As COVID-19 spreads across the globe, dilemmas of significant moral and theological gravity have surfaced.
I find one such dilemma, raised recently in our cultural conversation, especially troubling. Public officials have begun suggesting that Americans must choose between sacrificing economic progress or sacrificing human life. This was uttered first by Dan Patrick, the lieutenant governor of Texas, who made the claim that “lots of grandparents” would willingly sacrifice their lives to save the economy for their grandchildren. A similar suggestion, though less crass, was made March 24 by President Donald Trump in an interview, when he announced that he “would love to have the country opened up and just raring to go by Easter.” This is an ambitious timeline not currently supported by public health experts or epidemiologists.
The rationale behind this line of thinking is captured well in the president’s Tuesday tweet: “THE CURE CANNOT BE WORSE (by far) THAN THE PROBLEM!”
Empathy is owed to those who fill leadership positions in the public and private sector in the midst of this crisis.

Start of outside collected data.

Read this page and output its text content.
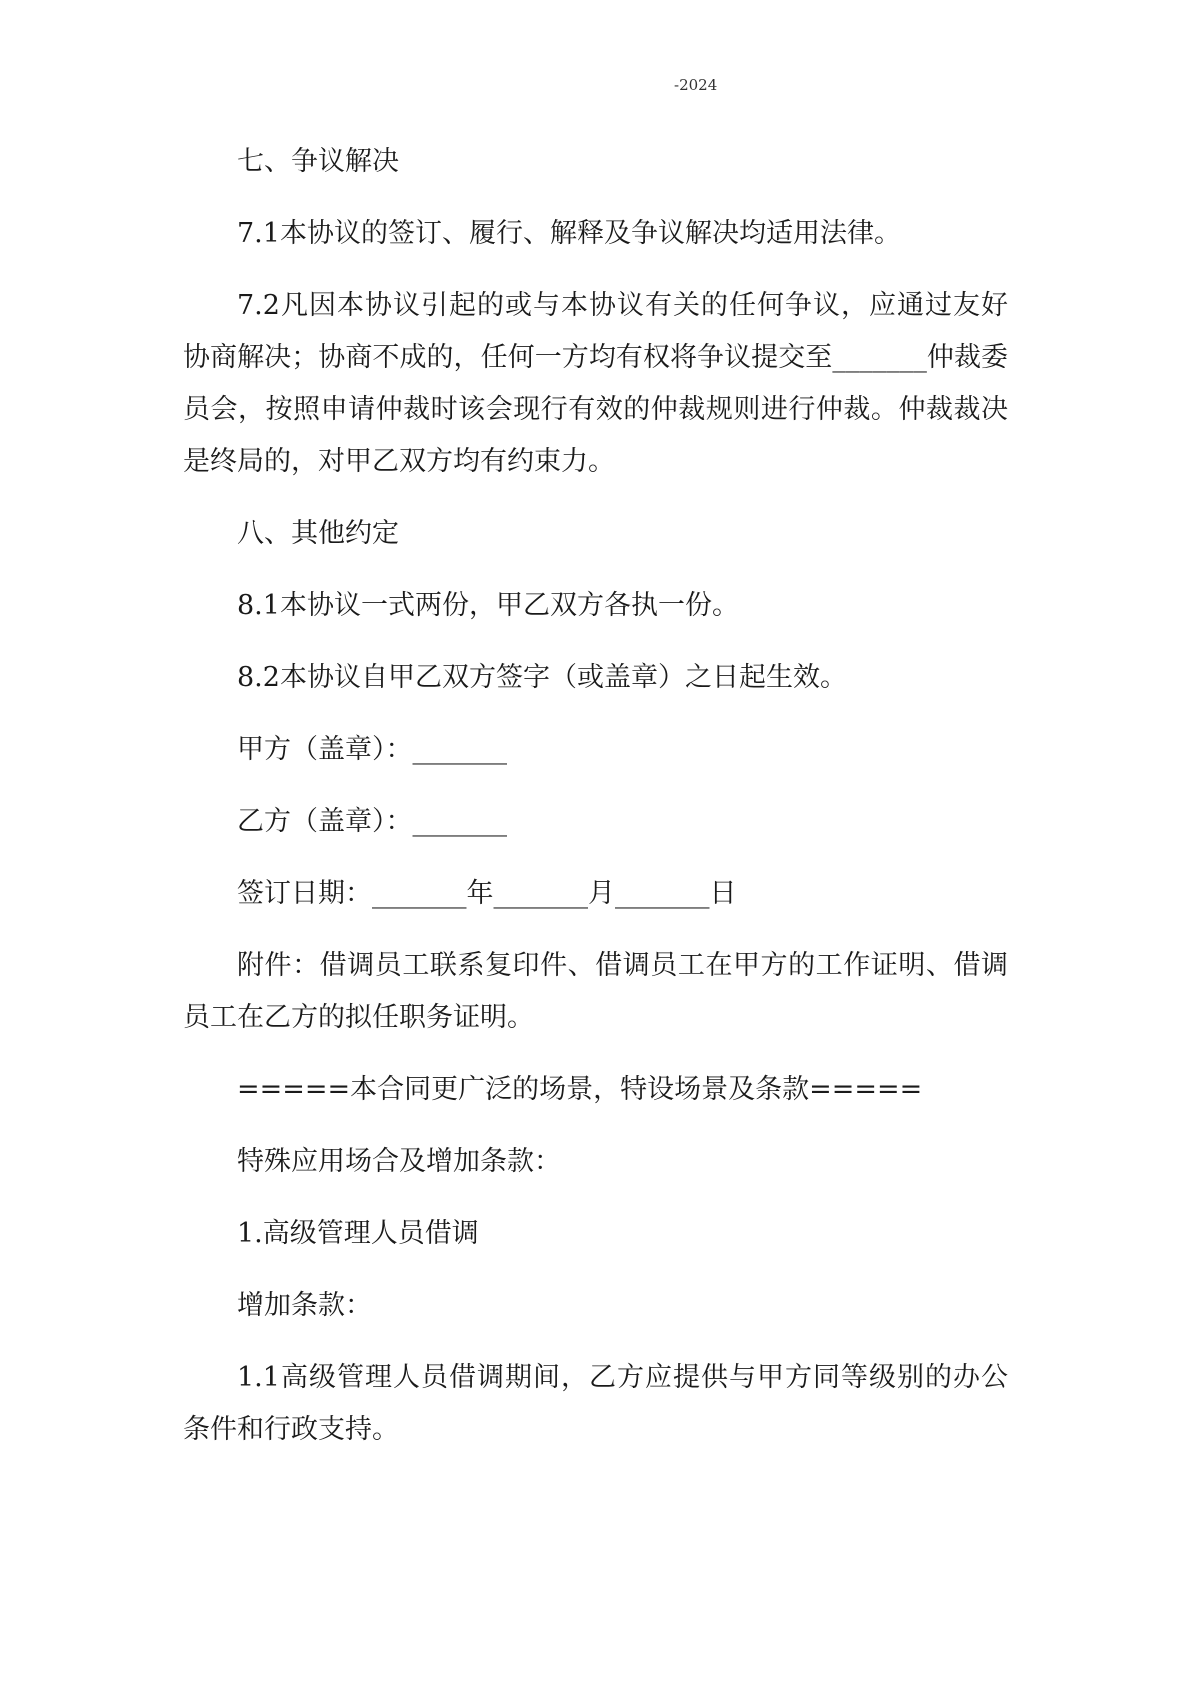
-2024

七、争议解决

7.1本协议的签订、履行、解释及争议解决均适用法律。

7.2凡因本协议引起的或与本协议有关的任何争议，应通过友好协商解决；协商不成的，任何一方均有权将争议提交至_______仲裁委员会，按照申请仲裁时该会现行有效的仲裁规则进行仲裁。仲裁裁决是终局的，对甲乙双方均有约束力。

八、其他约定

8.1本协议一式两份，甲乙双方各执一份。

8.2本协议自甲乙双方签字（或盖章）之日起生效。

甲方（盖章）：_______

乙方（盖章）：_______

签订日期：_______年_______月_______日

附件：借调员工联系复印件、借调员工在甲方的工作证明、借调员工在乙方的拟任职务证明。

=====本合同更广泛的场景，特设场景及条款=====

特殊应用场合及增加条款：

1.高级管理人员借调

增加条款：

1.1高级管理人员借调期间，乙方应提供与甲方同等级别的办公条件和行政支持。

From the President to small-business owners, the economic fallout of this public health emergency contains catastrophic potential. As one whose family has been directly impacted by the sudden economic downturn, I understand the urge to “open up” the country to commerce. But when the known result of such a choice would put an unprecedented number of human lives at immediate risk of death, a decision to “open up” the country would be an unequivocal moral evil.
Under no circumstance is an act of moral evil a legitimate cure for any problem.
The spread of COVID-19 is a natural evil. Fueled by climate abuse, a hurricane or a tornado is also a natural evil. Like COVID-19, they inflict horrors and sometimes death, but there is no moral agent that can clearly be held responsible for them.
On the other hand, a moral evil is when a destructive outcome can be tied to the intentional action (or inaction) of a moral agent. Applied to the dilemma at hand, it would be an intentional act of moral evil to “open up” the country while knowing that elderly, immuno-suppressed and other vulnerable populations–already at increased risk–would likely die by the hundreds of thousands, if not millions.
It is horrifying to hear government leaders flirting with this possibility. Yet, in these unprecedented days, we who seek to live in communion with the Prince of Peace should be prepared to resist such action.
From beginning to end, Scripture makes clear that extending hospitality and care to the “least of these” is an expression of faithfulness. The vulnerable in this moment of crisis are the elderly, the immuno-suppressed and those who live in under-resourced and oppressed communities. In my tiny corner of the world in Des Moines, Iowa, we are exploring what it means to extend care and community creatively amid the spread of COVID-19 while not opening our doors and exposing ourselves until all of us can worship free from known medical risk.
Moreover, Scripture also makes clear that Christians are called to care for those experiencing economic hardship. Thus, for Christians the choice between sacrificing the economy or sacrificing human life is always a false choice. Christ modeled a life of care for all people, no matter their social circumstances. This is summed up best by the Apostle Paul in Galatians 6:2, where the church is called to “bear one another’s burdens, and in this way you will fulfill the law of Christ.”
Our faith teaches us that the moral cure for hardship is found in expressions of empathy, solidarity and love. How our congregations and communities go about this work specifically, now and beyond this crisis, depends on their context. It likely means joining broad-based efforts to reknit the social fabric and strengthen bonds of social solidarity. It likely means pulling resources together in a common purse to assist those in need. It likely means proceeding with awkward virtual gatherings for longer than desired. And it certainly means rejecting the false choice between economic sacrifice or the sacrifice of human life.
After all, on Easter morning we celebrate our Lord, who overcame death so that no such sacrifice is necessary. We have hope not because the economy is strong but because Christ rose again. With resurrection hope, we navigate these difficult times, proclaiming that no member of Christ’s body is expendable. “If one part suffers, every part suffers with it; if one part is honored, every part rejoices with it” (1 Corinthians 12:26). We are one body and are in this together.
John Tyson is pastor of Des Moines (Iowa) Mennonite Church.